“I suppose I should go in and talk to him,” he said, and he did. He found the squire alone.
The vicar had gone home with his wife, and there was no one in the dining-room but the desolate old man.
John tried to talk to him, but he found it very difficult. When two lives have run in completely different grooves, the conversation is apt to be strained. The squire had always lived in the country, John Temple always in towns. They spoke a little on politics, and John easily perceived his uncle’s opinions were opposed to his own. But he did not intrude this on his attention, and it was a subject at least to converse on.
They parted on friendly terms for the night, and the next morning the squire called his nephew into the library, and spoke to him seriously of his change of position.
“It is only right that you should have an allowance out of the estates now, John,” he said, “when you will probably so soon inherit them.”

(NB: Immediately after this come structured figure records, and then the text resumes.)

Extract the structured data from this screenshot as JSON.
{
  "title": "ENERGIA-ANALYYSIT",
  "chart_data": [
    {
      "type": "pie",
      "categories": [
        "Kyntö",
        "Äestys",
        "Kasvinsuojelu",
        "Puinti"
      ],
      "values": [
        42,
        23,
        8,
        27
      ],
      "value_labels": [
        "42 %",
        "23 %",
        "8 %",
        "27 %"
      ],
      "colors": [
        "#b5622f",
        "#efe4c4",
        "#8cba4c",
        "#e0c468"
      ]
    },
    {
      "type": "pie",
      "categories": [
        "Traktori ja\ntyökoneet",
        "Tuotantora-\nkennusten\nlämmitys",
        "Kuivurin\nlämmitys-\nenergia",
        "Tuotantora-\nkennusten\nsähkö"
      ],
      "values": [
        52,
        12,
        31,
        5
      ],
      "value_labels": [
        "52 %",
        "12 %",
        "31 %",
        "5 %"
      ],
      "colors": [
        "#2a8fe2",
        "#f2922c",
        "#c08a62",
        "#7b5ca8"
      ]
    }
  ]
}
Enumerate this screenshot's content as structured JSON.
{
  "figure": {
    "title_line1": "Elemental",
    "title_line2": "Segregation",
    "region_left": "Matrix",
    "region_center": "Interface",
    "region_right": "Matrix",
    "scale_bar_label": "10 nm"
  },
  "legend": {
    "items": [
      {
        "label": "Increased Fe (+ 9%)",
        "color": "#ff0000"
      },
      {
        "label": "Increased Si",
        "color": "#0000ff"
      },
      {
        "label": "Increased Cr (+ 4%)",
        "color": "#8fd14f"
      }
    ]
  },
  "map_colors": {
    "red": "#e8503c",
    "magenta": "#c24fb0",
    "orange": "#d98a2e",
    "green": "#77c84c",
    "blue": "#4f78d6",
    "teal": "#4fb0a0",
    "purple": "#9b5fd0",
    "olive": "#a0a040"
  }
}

“Please do not speak of such a thing,” answered John, with an earnest ring in his voice which pleased the squire.
“I must both speak of it and think of it,” he said. “My poor boy’s death has been a great shock to me, and shocks at my age are not easily thrown off. I wish to feel to you, and treat you now as my heir, and I wish you to be quite open to me as regards your affairs. Like most young men I suppose you have debts?”
“No,” smiled John, “I have none.”
“I am glad to hear it,” answered the squire, “though I was quite prepared to pay them if you had. I also propose to allow you one thousand a year out of the property, and I hope you will look on this house in the future as your home.”
“You are most kind and generous, uncle.”